In February, campus law professor Steven Solomon published an op-ed in the Wall Street Journal titled, “Mr. Trump, Investigate My Campus.” In the letter, Solomon, a co-founder of the Antisemitism Education Initiative alongside Katz, cited the description of a gender and women’s studies department panel calling Israel “genocidal” while claiming campus administration had not adequately addressed antisemitic behavior.
Solomon concluded the article calling for federal action against his university, saying, “I invite Washington to make an example of my campus.”
In response, Lyons published an op-ed of his own in the Journal titled, “No Need to Investigate My Campus, Mr.
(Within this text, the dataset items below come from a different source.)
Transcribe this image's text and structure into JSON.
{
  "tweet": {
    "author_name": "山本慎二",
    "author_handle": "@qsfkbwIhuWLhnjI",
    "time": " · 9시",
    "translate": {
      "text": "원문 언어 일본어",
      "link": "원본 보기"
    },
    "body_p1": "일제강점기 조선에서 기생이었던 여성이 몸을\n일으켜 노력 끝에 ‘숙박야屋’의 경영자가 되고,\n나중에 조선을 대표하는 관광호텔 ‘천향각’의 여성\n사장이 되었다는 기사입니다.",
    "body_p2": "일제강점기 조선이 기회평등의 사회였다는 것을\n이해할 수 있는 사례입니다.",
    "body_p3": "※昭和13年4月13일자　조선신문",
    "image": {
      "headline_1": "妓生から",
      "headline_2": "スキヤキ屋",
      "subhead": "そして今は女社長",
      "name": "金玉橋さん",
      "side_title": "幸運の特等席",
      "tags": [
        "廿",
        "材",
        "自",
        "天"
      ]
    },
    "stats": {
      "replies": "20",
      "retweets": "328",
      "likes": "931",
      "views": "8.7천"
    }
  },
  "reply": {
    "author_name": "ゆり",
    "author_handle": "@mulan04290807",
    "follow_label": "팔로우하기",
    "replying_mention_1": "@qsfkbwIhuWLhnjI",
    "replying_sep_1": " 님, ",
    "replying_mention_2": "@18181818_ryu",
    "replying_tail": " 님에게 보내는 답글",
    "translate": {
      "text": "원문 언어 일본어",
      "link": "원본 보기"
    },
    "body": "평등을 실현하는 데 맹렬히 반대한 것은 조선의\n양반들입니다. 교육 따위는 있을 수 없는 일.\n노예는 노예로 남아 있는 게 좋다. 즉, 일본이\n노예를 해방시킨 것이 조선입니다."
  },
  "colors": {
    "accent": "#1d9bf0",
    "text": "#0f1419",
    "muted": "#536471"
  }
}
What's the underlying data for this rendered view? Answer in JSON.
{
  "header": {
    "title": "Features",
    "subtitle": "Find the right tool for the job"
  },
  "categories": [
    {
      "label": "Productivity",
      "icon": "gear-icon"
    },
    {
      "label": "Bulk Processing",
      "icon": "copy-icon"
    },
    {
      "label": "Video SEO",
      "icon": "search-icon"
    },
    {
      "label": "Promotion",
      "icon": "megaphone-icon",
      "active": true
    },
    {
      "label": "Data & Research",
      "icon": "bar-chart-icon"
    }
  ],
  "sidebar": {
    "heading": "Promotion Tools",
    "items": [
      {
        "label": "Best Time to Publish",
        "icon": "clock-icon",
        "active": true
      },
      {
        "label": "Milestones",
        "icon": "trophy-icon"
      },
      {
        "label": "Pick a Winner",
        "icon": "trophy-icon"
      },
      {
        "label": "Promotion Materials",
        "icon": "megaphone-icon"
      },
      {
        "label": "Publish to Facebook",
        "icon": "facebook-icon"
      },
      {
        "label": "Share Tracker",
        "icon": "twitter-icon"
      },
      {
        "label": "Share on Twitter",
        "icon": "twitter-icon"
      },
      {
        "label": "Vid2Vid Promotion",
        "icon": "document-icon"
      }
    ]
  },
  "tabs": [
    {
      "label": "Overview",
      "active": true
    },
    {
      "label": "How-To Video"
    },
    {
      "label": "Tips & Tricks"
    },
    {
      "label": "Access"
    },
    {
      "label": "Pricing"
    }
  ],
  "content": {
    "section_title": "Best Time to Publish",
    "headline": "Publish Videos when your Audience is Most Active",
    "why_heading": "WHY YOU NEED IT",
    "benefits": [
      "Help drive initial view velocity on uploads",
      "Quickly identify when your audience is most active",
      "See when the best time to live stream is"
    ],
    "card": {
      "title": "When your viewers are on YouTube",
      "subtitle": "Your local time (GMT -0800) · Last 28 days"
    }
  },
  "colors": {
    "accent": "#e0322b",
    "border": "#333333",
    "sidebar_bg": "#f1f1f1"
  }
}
Trump.” While Lyons did not directly combat Solomon’s claims, he said university academic freedom policy and first amendment speech prevents campus intervention, even in cases that are “hateful and absurd.”
Katz, who will be accompanying Lyons in Washington, said UC Berkeley has taken measures to support Jewish students on campus, including his founding of the Antisemitism Education Initiative in 2019 alongside Solomon and Berkeley Hillel Rabbi Adam Naftalin-Kelman.
“Hate speech is very often protected by legal standards of free expression,” Katz said. “You can’t start expelling people for objectionable speech. There are things you can do, but it’s not simple.”